田小丽在厨房里忙得热火朝天,灶火映照着她满是汗水脸庞。
不多时,一道道美味佳肴便被端上了桌,拼凑成一桌丰盛的晚餐。
一家人围坐在饭桌旁,屁股还没坐热,宋河望向宋怀玉,缓声说道:“今日去你舅舅家,他所说的那些话,你可都听进去了?你自己是怎么个想法?”
“舅舅所言在理,唯有去到县城书院,方能学到更为有用的知识,机遇也会更多。”宋怀玉语气诚恳。
“况且,往昔读书时还常为盘缠之事发愁,现今我考取了童生,官府亦奖励了不少钱财,足够我前往县城。”

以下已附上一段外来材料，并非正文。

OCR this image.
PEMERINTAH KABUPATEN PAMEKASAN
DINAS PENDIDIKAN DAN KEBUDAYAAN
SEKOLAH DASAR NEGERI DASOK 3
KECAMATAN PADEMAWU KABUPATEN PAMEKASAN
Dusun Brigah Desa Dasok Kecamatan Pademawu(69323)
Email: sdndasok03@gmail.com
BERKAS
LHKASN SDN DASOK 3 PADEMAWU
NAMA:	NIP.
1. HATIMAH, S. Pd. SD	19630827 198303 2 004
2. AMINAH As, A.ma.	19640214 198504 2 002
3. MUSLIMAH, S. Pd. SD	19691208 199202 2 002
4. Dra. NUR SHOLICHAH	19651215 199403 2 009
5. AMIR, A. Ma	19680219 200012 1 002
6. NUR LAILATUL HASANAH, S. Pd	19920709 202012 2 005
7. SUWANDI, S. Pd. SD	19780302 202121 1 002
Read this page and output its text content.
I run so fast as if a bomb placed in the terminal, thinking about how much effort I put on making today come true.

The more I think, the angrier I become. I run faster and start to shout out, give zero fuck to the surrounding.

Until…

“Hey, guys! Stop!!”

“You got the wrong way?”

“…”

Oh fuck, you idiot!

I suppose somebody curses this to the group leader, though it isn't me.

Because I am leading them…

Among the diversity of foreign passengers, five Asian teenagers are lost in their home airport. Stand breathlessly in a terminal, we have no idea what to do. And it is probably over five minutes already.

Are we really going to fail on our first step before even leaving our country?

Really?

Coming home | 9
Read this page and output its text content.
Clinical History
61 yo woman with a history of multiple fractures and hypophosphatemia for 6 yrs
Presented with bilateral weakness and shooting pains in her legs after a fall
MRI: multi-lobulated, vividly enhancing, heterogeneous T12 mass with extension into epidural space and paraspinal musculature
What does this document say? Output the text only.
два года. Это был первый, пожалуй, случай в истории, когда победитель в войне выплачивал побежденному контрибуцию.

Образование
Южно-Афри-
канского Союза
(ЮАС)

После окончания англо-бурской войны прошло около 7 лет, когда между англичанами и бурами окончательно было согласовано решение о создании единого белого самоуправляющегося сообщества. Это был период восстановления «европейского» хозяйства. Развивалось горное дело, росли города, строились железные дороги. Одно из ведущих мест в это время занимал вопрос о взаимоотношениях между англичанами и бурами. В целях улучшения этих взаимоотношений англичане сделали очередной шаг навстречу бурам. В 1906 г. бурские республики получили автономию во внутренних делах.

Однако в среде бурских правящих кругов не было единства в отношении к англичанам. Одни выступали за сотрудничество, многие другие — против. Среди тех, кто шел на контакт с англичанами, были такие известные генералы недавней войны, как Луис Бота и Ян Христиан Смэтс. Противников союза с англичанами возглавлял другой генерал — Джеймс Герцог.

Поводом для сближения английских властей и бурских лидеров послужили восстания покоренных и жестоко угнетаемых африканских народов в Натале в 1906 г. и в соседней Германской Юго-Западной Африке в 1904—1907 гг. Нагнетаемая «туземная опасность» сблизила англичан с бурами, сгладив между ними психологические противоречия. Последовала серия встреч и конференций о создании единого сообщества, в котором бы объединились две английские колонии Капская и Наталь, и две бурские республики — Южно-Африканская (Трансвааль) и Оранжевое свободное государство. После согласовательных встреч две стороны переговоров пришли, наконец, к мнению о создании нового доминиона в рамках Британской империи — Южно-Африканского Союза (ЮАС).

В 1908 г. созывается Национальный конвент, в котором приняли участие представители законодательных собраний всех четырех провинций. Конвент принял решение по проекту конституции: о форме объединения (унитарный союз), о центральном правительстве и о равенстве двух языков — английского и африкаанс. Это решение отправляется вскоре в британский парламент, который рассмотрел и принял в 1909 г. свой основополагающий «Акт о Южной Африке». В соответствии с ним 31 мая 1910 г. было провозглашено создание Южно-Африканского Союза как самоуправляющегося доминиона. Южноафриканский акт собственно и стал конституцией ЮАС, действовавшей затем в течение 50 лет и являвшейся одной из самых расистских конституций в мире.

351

宋河与田小丽对视一眼,他们心底自然也是期望宋怀玉能去县城书院求学的,这是孩子走向更广阔天地的难得机遇。
“你既然有此志向,那就去吧,我和你娘在家定会安好,你无需忧心过多,况且家中可不单单只有我们二人。”
宋河声音沉稳有力,犹如给宋怀玉服下了一颗定心丸,让他不再有后顾之忧。
田小丽点点头,夹了不少菜放到宋怀玉碗中,温柔说道:“是啊,你莫要多想,我和你爹在家定会好好的。”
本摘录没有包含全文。